The recommendation of the Productivity Commission that pre-packs be undertaken under the supervision of an insolvency practitioner drawn from the panel of providers selected by tender to ASIC has not been adopted. The Productivity Commission Report was published in 2015 prior to the adoption of the Insolvency Practice Rules (Corporations) 2016. For the time being at least the efficacy of those Rules should be able to be tested before consideration is given to the introduction of further regulation of the profession.
4.4 Where a pre-pack is undertaken in that way and for so long as the insolvency practitioner’s involvement is limited to:
(a) advising as to the options available to the company, given its financial circumstances;
(b) the supervision of the sale process; and
(c) obtaining the independent valuation
that person should be able to act as liquidator or voluntary administrator for the company as the case requires.
4.5 The protection against fraudulent or unlawful phoenix activity should be further fortified under the supervisory regime for which provision is made in the Insolvency Practice Rules (Corporations) 2016.
4.6 It is submitted that these initiatives taken collectively are calculated and can be reasonably expected to militate against fraudulent or unlawful phoenix activity. It is further submitted that those initiatives can mitigate the policy “costs” of which it is apprehended might have to be borne if pre-packs facilitate that activity. The reasons are that:
(a) there is the requirement for the involvement of an independent insolvency practitioner;
(b) their activities can be effectively scrutinised under the Insolvency Practice Rules (Corporations) 2016;
(c) pre-packs would only be permitted when the value of the company’s business is less than a prescribed amount, probably no more than $250,000 and when it has been negotiated under the supervision of an independent insolvency practitioner;
(d) the sale of that business would be required to be undertaken at a price which is at least equal to the value of the assets being sold as determined by an independent valuer and certified as such by the independent insolvency practitioner; and
(f) the independent insolvency practitioner should be required to provide creditors with a certificate containing the information detailed in paragraph 9 of the Statement of Insolvency Practice 16 issued by the UK Institute of Chartered Accountants which is attached as Annexure 2.
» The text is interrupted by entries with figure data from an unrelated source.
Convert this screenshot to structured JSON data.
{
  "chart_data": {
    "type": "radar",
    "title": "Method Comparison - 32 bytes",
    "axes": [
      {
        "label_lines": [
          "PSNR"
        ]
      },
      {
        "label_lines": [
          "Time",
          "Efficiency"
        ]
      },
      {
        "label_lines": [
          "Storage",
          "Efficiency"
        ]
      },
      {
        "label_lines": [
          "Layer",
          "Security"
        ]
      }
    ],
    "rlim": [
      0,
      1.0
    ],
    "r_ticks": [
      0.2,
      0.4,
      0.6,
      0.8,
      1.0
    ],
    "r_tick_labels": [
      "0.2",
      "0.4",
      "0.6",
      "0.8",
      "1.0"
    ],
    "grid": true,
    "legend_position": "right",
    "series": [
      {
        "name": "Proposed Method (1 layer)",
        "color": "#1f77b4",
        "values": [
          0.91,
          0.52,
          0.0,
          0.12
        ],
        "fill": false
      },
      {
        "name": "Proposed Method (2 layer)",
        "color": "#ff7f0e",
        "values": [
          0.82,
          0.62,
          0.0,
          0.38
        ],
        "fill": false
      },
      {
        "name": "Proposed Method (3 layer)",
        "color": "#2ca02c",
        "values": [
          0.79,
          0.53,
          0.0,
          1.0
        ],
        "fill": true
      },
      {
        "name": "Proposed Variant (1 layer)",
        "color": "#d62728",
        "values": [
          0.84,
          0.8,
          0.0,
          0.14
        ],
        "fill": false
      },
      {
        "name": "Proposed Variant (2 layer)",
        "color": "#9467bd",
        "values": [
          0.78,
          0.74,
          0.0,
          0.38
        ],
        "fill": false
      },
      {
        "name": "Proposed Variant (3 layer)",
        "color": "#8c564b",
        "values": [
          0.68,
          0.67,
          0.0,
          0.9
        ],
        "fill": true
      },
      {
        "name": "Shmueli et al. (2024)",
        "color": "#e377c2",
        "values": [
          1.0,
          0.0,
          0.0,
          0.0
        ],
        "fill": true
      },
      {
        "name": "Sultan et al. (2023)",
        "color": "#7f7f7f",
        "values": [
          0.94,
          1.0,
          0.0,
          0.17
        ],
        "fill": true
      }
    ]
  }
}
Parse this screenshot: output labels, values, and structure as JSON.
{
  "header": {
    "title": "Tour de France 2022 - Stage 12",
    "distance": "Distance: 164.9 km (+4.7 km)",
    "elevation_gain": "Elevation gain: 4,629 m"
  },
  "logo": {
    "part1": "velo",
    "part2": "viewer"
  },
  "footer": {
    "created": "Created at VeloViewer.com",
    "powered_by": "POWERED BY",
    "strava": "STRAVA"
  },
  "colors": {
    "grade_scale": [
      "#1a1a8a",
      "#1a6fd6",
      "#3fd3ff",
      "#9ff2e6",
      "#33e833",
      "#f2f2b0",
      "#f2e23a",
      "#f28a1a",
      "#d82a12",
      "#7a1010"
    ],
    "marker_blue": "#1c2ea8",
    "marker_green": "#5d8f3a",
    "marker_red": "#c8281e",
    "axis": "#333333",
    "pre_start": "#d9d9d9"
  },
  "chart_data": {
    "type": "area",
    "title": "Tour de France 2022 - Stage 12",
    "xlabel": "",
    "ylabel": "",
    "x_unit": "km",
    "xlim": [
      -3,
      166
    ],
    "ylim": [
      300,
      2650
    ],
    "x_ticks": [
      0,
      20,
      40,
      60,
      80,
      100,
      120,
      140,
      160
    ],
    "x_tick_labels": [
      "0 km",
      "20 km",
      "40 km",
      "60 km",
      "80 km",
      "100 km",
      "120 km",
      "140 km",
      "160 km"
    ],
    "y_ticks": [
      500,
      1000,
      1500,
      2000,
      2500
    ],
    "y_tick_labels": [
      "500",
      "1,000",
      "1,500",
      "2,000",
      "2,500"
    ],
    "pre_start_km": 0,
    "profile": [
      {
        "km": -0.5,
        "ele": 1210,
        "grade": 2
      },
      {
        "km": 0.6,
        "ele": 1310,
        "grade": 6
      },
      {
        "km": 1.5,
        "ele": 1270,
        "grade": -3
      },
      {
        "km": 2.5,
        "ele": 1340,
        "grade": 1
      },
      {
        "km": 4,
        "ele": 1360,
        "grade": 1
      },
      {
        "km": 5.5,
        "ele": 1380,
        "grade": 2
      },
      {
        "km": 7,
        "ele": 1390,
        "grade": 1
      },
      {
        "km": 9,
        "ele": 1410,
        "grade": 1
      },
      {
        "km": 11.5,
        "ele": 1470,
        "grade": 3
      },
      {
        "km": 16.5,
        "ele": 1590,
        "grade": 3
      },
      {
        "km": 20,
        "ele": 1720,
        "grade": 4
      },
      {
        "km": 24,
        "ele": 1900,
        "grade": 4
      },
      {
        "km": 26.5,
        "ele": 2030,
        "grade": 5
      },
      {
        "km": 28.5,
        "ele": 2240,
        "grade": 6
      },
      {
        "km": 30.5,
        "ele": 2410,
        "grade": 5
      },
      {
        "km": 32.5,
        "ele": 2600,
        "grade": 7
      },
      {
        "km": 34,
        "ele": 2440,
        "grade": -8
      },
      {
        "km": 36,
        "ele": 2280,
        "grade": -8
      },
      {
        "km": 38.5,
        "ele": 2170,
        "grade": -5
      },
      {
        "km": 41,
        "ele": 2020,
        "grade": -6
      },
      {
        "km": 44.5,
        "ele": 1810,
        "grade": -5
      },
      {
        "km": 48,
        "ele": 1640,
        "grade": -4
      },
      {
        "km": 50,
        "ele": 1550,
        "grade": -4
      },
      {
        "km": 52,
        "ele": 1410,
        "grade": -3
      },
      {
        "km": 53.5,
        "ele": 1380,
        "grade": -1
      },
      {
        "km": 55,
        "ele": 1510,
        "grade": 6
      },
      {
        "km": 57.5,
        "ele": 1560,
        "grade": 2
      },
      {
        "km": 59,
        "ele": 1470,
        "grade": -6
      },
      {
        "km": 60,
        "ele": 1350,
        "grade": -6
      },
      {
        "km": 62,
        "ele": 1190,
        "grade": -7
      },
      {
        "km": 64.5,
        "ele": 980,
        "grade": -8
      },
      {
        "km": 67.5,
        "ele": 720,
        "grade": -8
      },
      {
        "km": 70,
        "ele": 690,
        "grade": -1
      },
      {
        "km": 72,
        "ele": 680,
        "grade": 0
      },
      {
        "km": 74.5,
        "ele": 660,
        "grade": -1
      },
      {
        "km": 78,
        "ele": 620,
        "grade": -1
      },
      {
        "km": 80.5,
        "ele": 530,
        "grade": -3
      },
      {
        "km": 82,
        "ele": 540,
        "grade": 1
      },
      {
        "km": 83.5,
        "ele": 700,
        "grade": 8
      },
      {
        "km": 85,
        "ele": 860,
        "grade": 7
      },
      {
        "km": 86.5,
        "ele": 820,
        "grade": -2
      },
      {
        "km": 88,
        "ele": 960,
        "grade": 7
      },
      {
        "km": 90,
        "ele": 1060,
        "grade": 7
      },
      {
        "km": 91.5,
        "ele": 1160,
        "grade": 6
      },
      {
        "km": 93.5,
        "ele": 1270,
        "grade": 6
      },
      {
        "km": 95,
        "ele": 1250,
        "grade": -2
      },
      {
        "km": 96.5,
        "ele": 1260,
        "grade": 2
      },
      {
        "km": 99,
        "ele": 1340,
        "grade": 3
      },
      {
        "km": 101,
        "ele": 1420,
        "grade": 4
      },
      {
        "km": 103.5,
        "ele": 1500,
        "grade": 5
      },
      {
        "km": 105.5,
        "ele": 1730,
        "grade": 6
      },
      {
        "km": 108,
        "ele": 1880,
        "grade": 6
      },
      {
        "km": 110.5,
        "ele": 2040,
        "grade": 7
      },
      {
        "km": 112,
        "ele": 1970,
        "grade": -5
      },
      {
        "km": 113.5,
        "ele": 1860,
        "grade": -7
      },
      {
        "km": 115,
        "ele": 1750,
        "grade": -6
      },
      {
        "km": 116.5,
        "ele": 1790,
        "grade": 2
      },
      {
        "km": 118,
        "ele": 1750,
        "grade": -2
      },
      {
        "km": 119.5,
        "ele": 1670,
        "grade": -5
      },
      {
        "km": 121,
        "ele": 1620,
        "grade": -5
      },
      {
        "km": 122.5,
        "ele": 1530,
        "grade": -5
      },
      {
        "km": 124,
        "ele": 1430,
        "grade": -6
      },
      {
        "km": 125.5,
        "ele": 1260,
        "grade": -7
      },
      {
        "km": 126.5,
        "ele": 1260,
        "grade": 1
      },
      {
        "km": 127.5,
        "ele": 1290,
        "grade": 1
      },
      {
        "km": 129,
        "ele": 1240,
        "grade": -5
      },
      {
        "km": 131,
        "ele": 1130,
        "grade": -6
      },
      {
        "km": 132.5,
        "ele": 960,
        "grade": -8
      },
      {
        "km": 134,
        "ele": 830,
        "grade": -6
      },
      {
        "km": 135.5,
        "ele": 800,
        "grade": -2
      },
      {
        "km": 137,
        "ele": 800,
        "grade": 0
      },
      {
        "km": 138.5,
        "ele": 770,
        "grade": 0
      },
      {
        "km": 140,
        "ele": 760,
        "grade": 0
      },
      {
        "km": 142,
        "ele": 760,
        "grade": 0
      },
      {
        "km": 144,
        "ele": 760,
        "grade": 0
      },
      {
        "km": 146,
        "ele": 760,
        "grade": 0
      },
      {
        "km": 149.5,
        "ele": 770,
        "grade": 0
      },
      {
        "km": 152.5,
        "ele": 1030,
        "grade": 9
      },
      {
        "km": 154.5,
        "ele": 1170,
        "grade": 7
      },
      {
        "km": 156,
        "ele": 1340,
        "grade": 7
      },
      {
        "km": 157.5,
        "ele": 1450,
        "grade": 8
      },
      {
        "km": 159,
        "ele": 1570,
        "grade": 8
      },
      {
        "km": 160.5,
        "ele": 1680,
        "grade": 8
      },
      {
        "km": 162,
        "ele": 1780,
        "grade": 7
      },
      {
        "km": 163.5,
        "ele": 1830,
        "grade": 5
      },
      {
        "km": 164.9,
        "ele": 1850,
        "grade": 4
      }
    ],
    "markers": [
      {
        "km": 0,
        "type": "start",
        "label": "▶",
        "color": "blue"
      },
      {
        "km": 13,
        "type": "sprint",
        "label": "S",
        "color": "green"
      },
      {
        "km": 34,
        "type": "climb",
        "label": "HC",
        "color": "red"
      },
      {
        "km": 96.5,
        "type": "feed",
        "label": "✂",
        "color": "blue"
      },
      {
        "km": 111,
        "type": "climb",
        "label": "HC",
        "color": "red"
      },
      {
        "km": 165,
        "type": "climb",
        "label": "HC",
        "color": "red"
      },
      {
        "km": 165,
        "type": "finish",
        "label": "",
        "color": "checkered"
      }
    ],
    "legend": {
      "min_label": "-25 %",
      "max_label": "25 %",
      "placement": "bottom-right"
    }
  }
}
In this environment it is also submitted that there can be no sensible objection, in the ordinary course, to the independent insolvency practitioner acting as, say, voluntary administrator of the company and either its liquidator or as the administrator of any deed of company arrangement which it undertakes.
4.8 It is accepted that the use of a valuation to test price may be less rigorous an approach to establishing “true” value than a marketing process. However, when undertaking the appropriate cost benefit analysis, if pre-packs are only available in the case of sales when the assets being sold are valued at less than, say, $250,000, the deficiency, in terms of the adverse impact on creditors, would be minimal. Moreover, for reasons explored below, it is possible that creditors may receive a better return than would be the case if, say, there was a voluntary administration followed by the execution of a Deed of Company Arrangement. Without there being at the same time a pre-pack.
5.1 For the reasons explored above, it is submitted that it would be possible to further alleviate the burden on the FEG Scheme of the redundancy of employees consequent upon the liquidation of their employer by permitting pre-packs to be undertaken:
(a) under the supervision of an independent insolvency practitioner;
in the context of “small to medium sized companies”;
(c) at a price which is no less than the independently determined value of the assets being sold; and
(d) otherwise, subject to the “checks and balances” described in this submission.